Metrostyle lines
By Dan Wilson
Rob DeLand says:
> Metrostyle rolls are those with a colored line down the middle > of the roll which indicates to the pianolist when to move the > tempo lever up & down (implying arranged rolls as opposed to > hand-played rolls which should by definition have their rubato > built-in). This is not to be confused with the OTHER line on > the roll which implies dynamics. I believe metrostyle rolls > will all have 2 lines, one for dynamics (usually a blue line, > and usually further left on the roll) and one for the > metrostyle function (usually a red line and further to the > right on the roll). Further, rolls were issued that have > Themodist and no Metrostyle, Metrostyle and no Themodist, or > Themodist AND Metrostyle.
Exceptions: Metro-Art were hand-played AND to be difficult had Metrostyle lines which were a roll editor's idea of how the original performance could be modified. Aeolian's subsidiary Universal Music Co in England issued a lot of "snakebitten" rolls without Metrostyle lines but these were not labelled Themodist but "Full Scale Accentuated". They just had the dotted green or grey dynamic guide-line.
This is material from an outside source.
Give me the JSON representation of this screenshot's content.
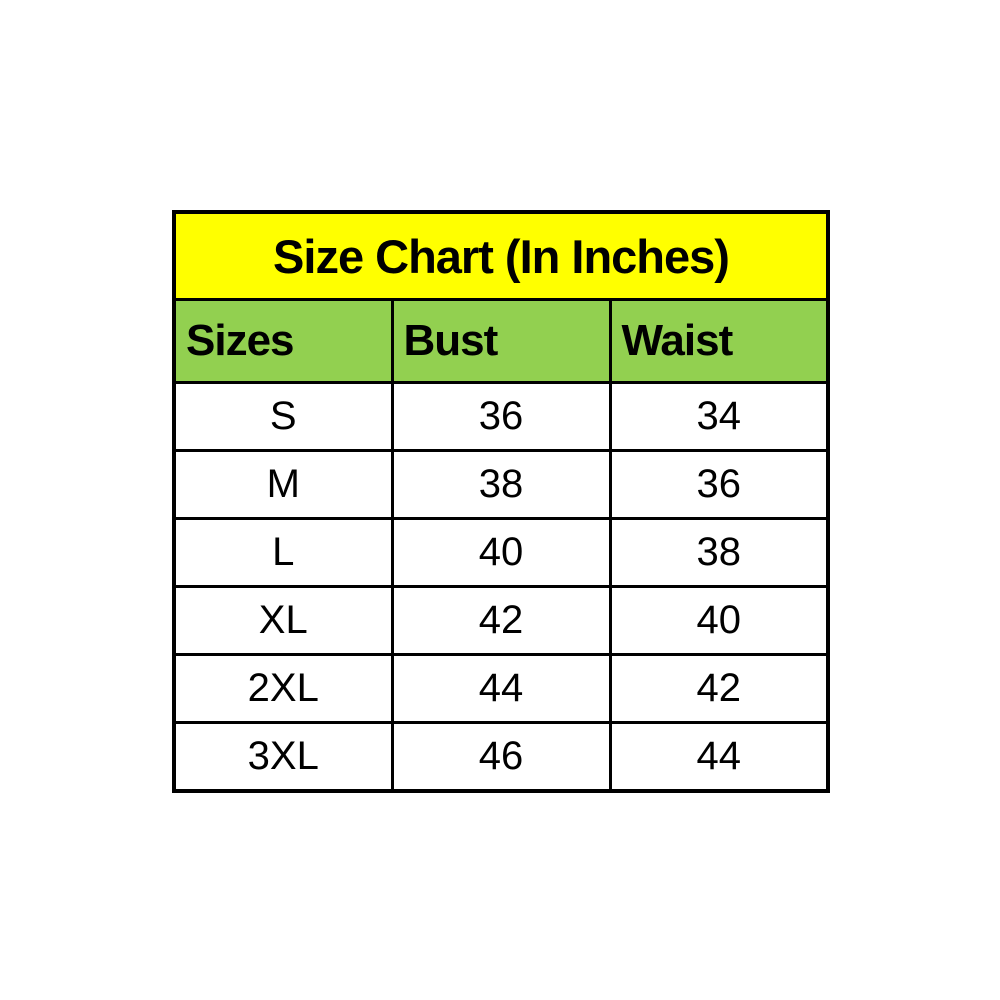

I suspect this was "another make of soap" ploy, because dance rolls could be had "snakebitten" but not Metrostyled under the Universal, Triumph, Broadwood, etc. name, or Metrostyled as Aeolian "Metrostyle" with no snakebites, but almost never both !
In retrospect, the Metrostyle line was a good idea without a good system for ensuring it worked properly. It came in on 65-note rolls as a substitute for "hand-played" arrangement and a huge thing was made of it, with pianists signing the rolls just as for the later reproducers. And before the Great War a lot of care was taken with reproducing it. If you see a Metrostyle roll by Moritz Moszkowski made then, it's really a laugh - he had little faith that people would follow the line properly, so he hardly moved the pointer at all. Just sat there puffing his cigar and slowing down a bit at the bar ends.
After 1919 the UK factory took over almost all the classical titles and the Metrostyle became just a way of adding a bit of value to the rolls. And, I'm sorry to say, it wasn't taken too seriously. The lines become vague and have none of the tight precision of the pre-1914 rolls. Rex Lawson (he gets a copy of these discussions and may want to correct me) has an eye-witness account of the Metrostyle lining machine running at Hayes c.1927 with a stack of eight rolls in it which weren't even at the same spot in the music. However, I will say, having played many hundreds of well-known classical rolls, the Metrostyle does give you a ballpark idea of where the tempo lever should be on the less familiar stuff.
A very curious thing about the Metrostyle line is that because really practised pianola players naturally twitch the tempo lever to the left for accents, partly to get the timing exactly right and partly to take suction out of the motor for a moment and give it to the stack, leftwards flicks almost always mean accents - but they never told the public ! Post-1919, most of these got ironed out from the master, as they must have caused mayhem when in the wrong place on the roll !
The right way of putting the lines on which would have ensured complete fidelity was obviously to use an automatic typewriter running off punched tape* and triggered from key holes in the roll - well within 1920s teleprinter technology. (*Or another roll - there was in fact a form-letter-writer available in the 1930s which used an 88-note roll puncher and (I think) mechanical reader as the storage medium.)